Because the pandemic may have changed the risk landscape going into 2021, some experts have concerns about which risks do not appear in the list of key risks. For example, Liz Sandwith, chief professional practices advisor at the Chartered Institute of Internal Auditors–UK and Ireland, says climate change may come under the banner of sustainability and even business disruption, but it is too big an issue not to be talked about in its own right.
Another risk that is going to become much more important in early 2021 is regulatory oversight, she says. “By and large, regulators have scaled back their monitoring and have indicated that they will take a more pragmatic approach to enforcement, but that is not going to go on forever.
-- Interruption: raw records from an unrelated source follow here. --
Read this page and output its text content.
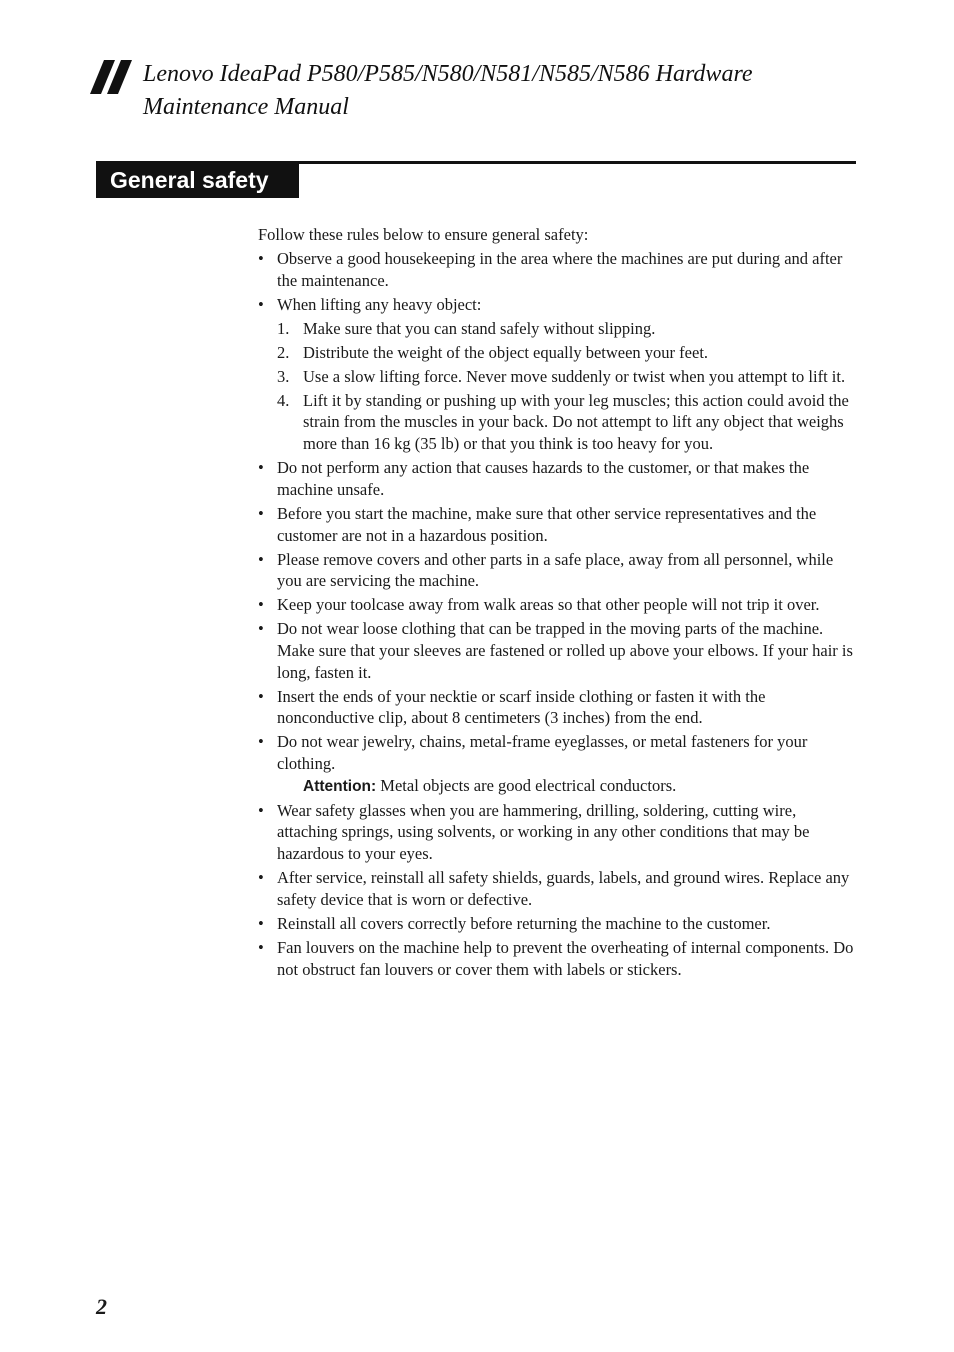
Lenovo IdeaPad P580/P585/N580/N581/N585/N586 Hardware
Maintenance Manual
General safety

Follow these rules below to ensure general safety:

• Observe a good housekeeping in the area where the machines are put during and after the maintenance.
• When lifting any heavy object:
1. Make sure that you can stand safely without slipping.
2. Distribute the weight of the object equally between your feet.
3. Use a slow lifting force. Never move suddenly or twist when you attempt to lift it.
4. Lift it by standing or pushing up with your leg muscles; this action could avoid the strain from the muscles in your back. Do not attempt to lift any object that weighs more than 16 kg (35 lb) or that you think is too heavy for you.
• Do not perform any action that causes hazards to the customer, or that makes the machine unsafe.
• Before you start the machine, make sure that other service representatives and the customer are not in a hazardous position.
• Please remove covers and other parts in a safe place, away from all personnel, while you are servicing the machine.
• Keep your toolcase away from walk areas so that other people will not trip it over.
• Do not wear loose clothing that can be trapped in the moving parts of the machine. Make sure that your sleeves are fastened or rolled up above your elbows. If your hair is long, fasten it.
• Insert the ends of your necktie or scarf inside clothing or fasten it with the nonconductive clip, about 8 centimeters (3 inches) from the end.
• Do not wear jewelry, chains, metal-frame eyeglasses, or metal fasteners for your clothing.
Attention: Metal objects are good electrical conductors.
• Wear safety glasses when you are hammering, drilling, soldering, cutting wire, attaching springs, using solvents, or working in any other conditions that may be hazardous to your eyes.
• After service, reinstall all safety shields, guards, labels, and ground wires. Replace any safety device that is worn or defective.
• Reinstall all covers correctly before returning the machine to the customer.
• Fan louvers on the machine help to prevent the overheating of internal components. Do not obstruct fan louvers or cover them with labels or stickers.
2
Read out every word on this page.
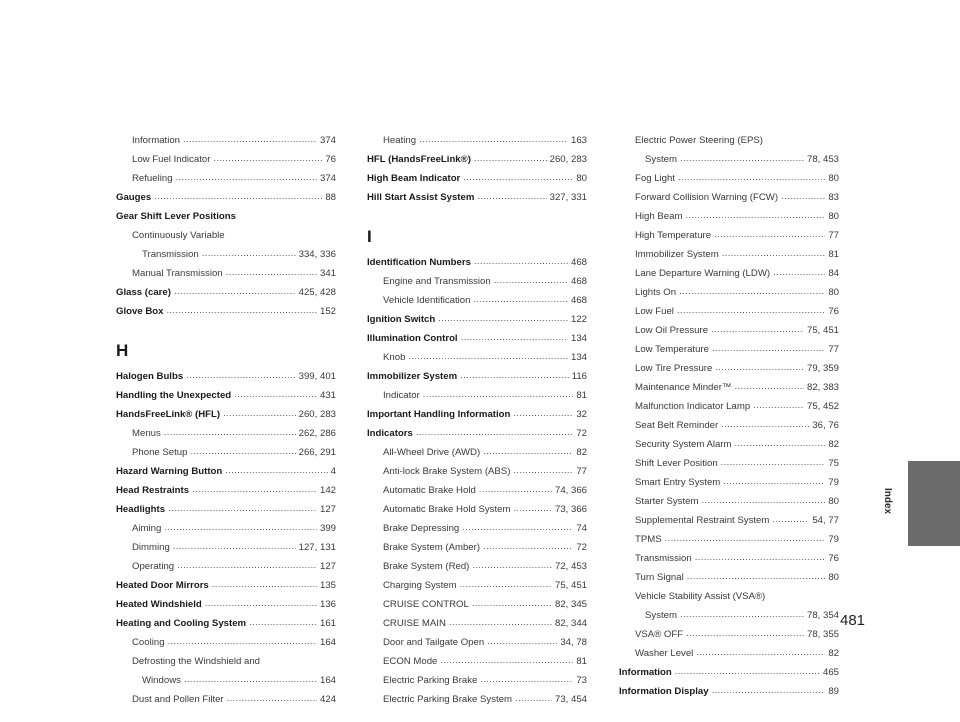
Information .....	374
Low Fuel Indicator .....	76
Refueling .....	374
Gauges .....	88
Gear Shift Lever Positions
Continuously Variable
Transmission .....	334, 336
Manual Transmission .....	341
Glass (care) .....	425, 428
Glove Box .....	152
H
Halogen Bulbs .....	399, 401
Handling the Unexpected .....	431
HandsFreeLink® (HFL) .....	260, 283
Menus .....	262, 286
Phone Setup .....	266, 291
Hazard Warning Button .....	4
Head Restraints .....	142
Headlights .....	127
Aiming .....	399
Dimming .....	127, 131
Operating .....	127
Heated Door Mirrors .....	135
Heated Windshield .....	136
Heating and Cooling System .....	161
Cooling .....	164
Defrosting the Windshield and
Windows .....	164
Dust and Pollen Filter .....	424
Heating .....	163
HFL (HandsFreeLink®) .....	260, 283
High Beam Indicator .....	80
Hill Start Assist System .....	327, 331
I
Identification Numbers .....	468
Engine and Transmission .....	468
Vehicle Identification .....	468
Ignition Switch .....	122
Illumination Control .....	134
Knob .....	134
Immobilizer System .....	116
Indicator .....	81
Important Handling Information .....	32
Indicators .....	72
All-Wheel Drive (AWD) .....	82
Anti-lock Brake System (ABS) .....	77
Automatic Brake Hold .....	74, 366
Automatic Brake Hold System .....	73, 366
Brake Depressing .....	74
Brake System (Amber) .....	72
Brake System (Red) .....	72, 453
Charging System .....	75, 451
CRUISE CONTROL .....	82, 345
CRUISE MAIN .....	82, 344
Door and Tailgate Open .....	34, 78
ECON Mode .....	81
Electric Parking Brake .....	73
Electric Parking Brake System .....	73, 454
Electric Power Steering (EPS)
System .....	78, 453
Fog Light .....	80
Forward Collision Warning (FCW) .....	83
High Beam .....	80
High Temperature .....	77
Immobilizer System .....	81
Lane Departure Warning (LDW) .....	84
Lights On .....	80
Low Fuel .....	76
Low Oil Pressure .....	75, 451
Low Temperature .....	77
Low Tire Pressure .....	79, 359
Maintenance Minder™ .....	82, 383
Malfunction Indicator Lamp .....	75, 452
Seat Belt Reminder .....	36, 76
Security System Alarm .....	82
Shift Lever Position .....	75
Smart Entry System .....	79
Starter System .....	80
Supplemental Restraint System .....	54, 77
TPMS .....	79
Transmission .....	76
Turn Signal .....	80
Vehicle Stability Assist (VSA®)
System .....	78, 354
VSA® OFF .....	78, 355
Washer Level .....	82
Information .....	465
Information Display .....	89
Index
481
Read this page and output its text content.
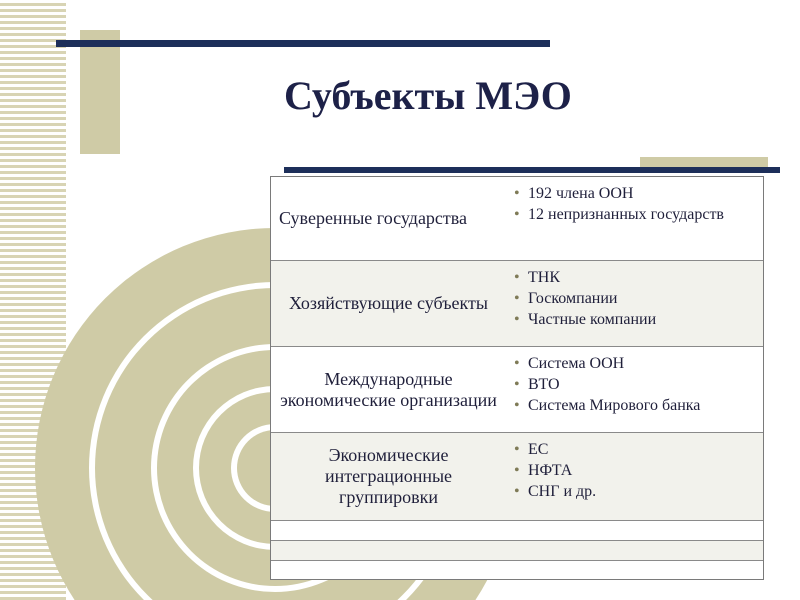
Субъекты МЭО
Суверенные государства
• 192 члена ООН
• 12 непризнанных государств
Хозяйствующие субъекты
• ТНК
• Госкомпании
• Частные компании
Международные экономические организации
• Система ООН
• ВТО
• Система Мирового банка
Экономические интеграционные группировки
• ЕС
• НФТА
• СНГ и др.
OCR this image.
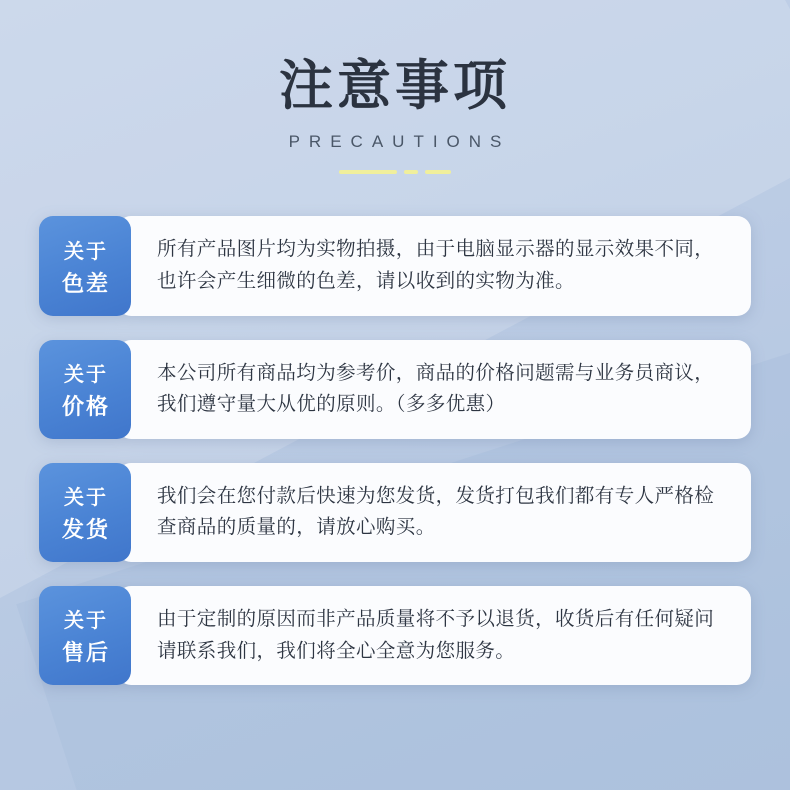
注意事项
PRECAUTIONS
关于
色差

所有产品图片均为实物拍摄，由于电脑显示器的显示效果不同，也许会产生细微的色差，请以收到的实物为准。

关于
价格

本公司所有商品均为参考价，商品的价格问题需与业务员商议，我们遵守量大从优的原则。（多多优惠）

关于
发货

我们会在您付款后快速为您发货，发货打包我们都有专人严格检查商品的质量的，请放心购买。

关于
售后

由于定制的原因而非产品质量将不予以退货，收货后有任何疑问请联系我们，我们将全心全意为您服务。
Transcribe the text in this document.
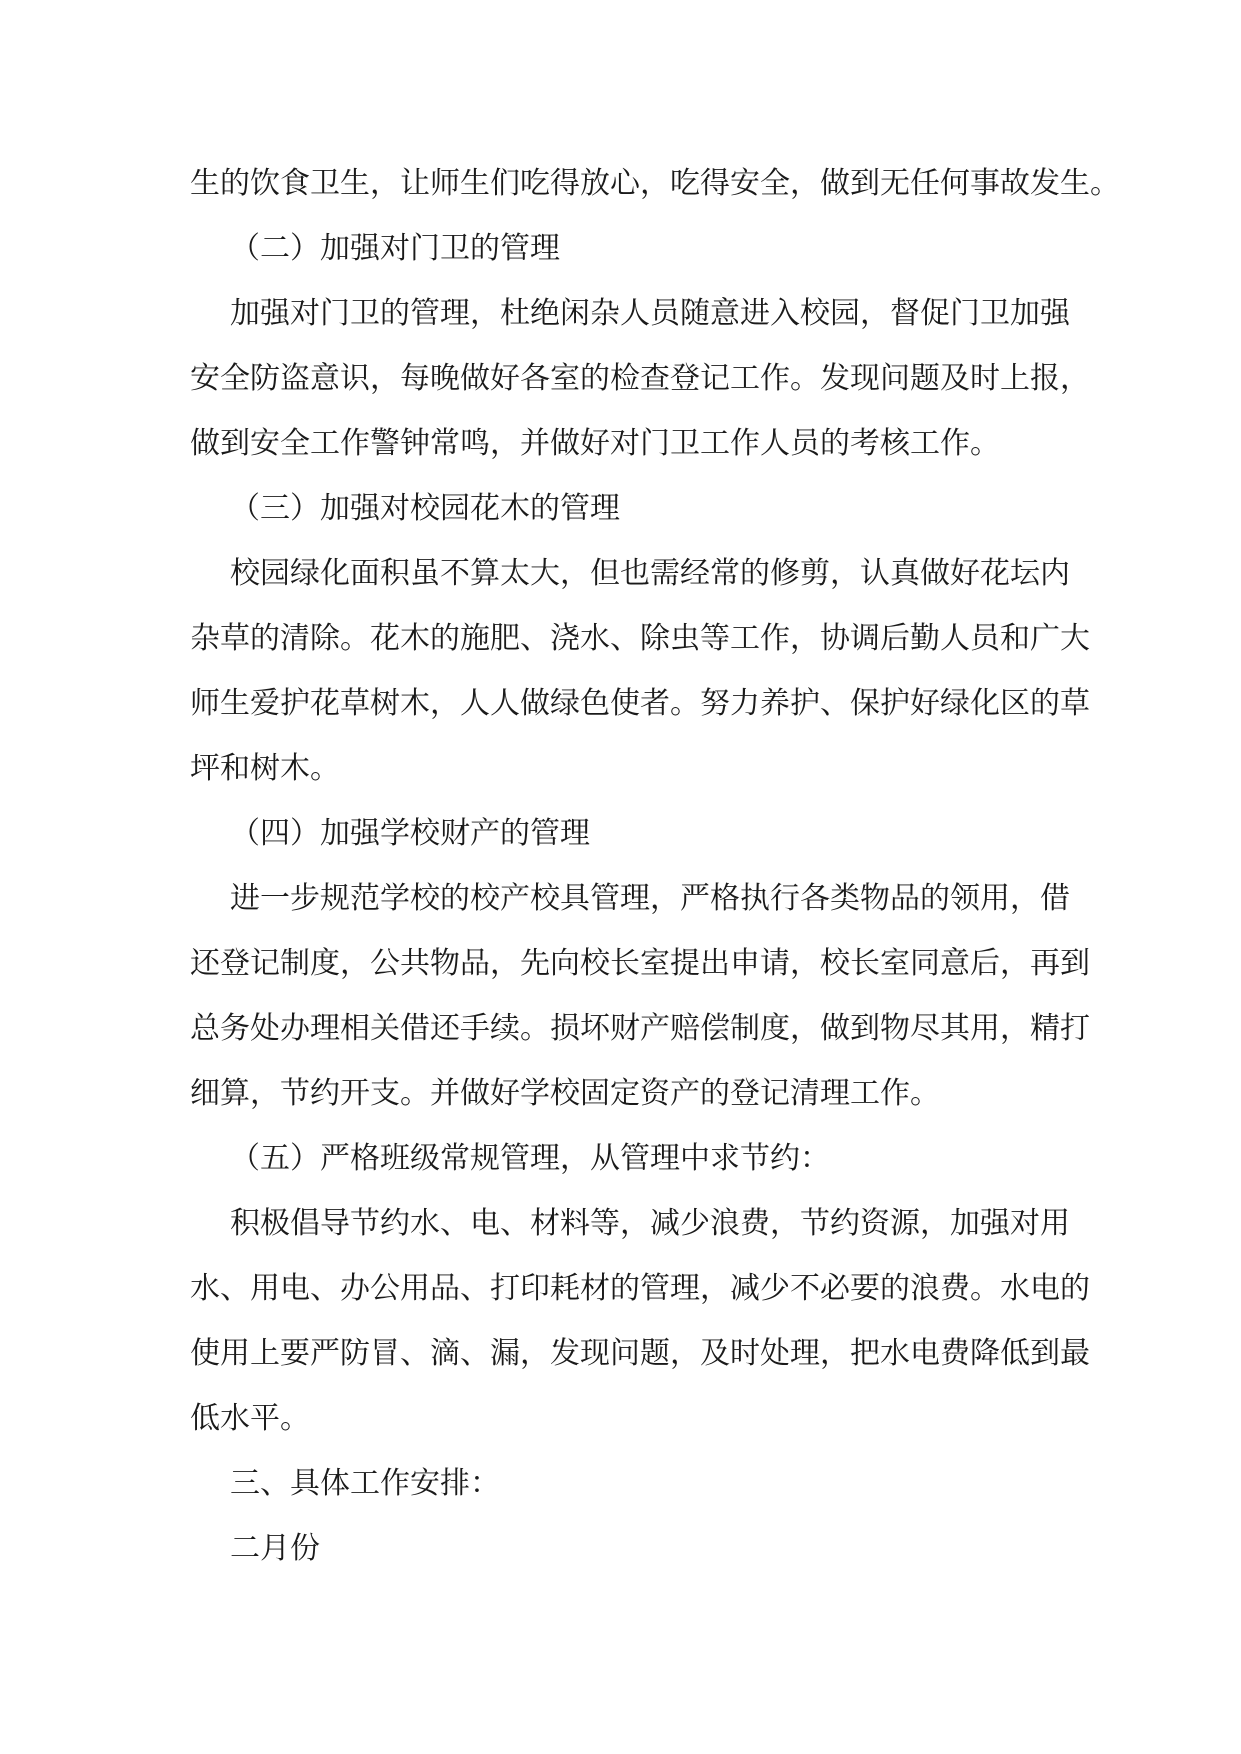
生的饮食卫生，让师生们吃得放心，吃得安全，做到无任何事故发生。
（二）加强对门卫的管理
加强对门卫的管理，杜绝闲杂人员随意进入校园，督促门卫加强
安全防盗意识，每晚做好各室的检查登记工作。发现问题及时上报，
做到安全工作警钟常鸣，并做好对门卫工作人员的考核工作。
（三）加强对校园花木的管理
校园绿化面积虽不算太大，但也需经常的修剪，认真做好花坛内
杂草的清除。花木的施肥、浇水、除虫等工作，协调后勤人员和广大
师生爱护花草树木，人人做绿色使者。努力养护、保护好绿化区的草
坪和树木。
（四）加强学校财产的管理
进一步规范学校的校产校具管理，严格执行各类物品的领用，借
还登记制度，公共物品，先向校长室提出申请，校长室同意后，再到
总务处办理相关借还手续。损坏财产赔偿制度，做到物尽其用，精打
细算，节约开支。并做好学校固定资产的登记清理工作。
（五）严格班级常规管理，从管理中求节约：
积极倡导节约水、电、材料等，减少浪费，节约资源，加强对用
水、用电、办公用品、打印耗材的管理，减少不必要的浪费。水电的
使用上要严防冒、滴、漏，发现问题，及时处理，把水电费降低到最
低水平。
三、具体工作安排：
二月份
There are likely to be many examples of poor corporate governance that are going to catch the eyes of regulators in the coming months, and internal auditors need to be prepared for that,” she says.
Carawan says the one risk that should be added to the list is whether the pre-COVID-19 business models are financially viable and sustainable. “It seems impossible as we look ahead to a post-COVID world to not consider whether an organization can actually stay in business under its previous business model,” Carawan says. “All over the world, jurisdictions are going back into some form of restrictive measures that naturally affect the workforce and supply chains and production, slowing economic recovery.”
In addition, Carawan says organizations also need to ask whether there is a possibility that the current business model could fail and whether the way the organization does business can survive another year of similar restrictions.
Minding the Gap
There is no doubt that COVID-19 has changed the risk landscape for organizations. It is likely to make the impact of most of these key risks more deeply felt, so it is paramount that CAEs examine why boards and management are coming away with very different views on the risks to the business from the assurance they are providing, and work out ways to address such misalignment before the gap further widens.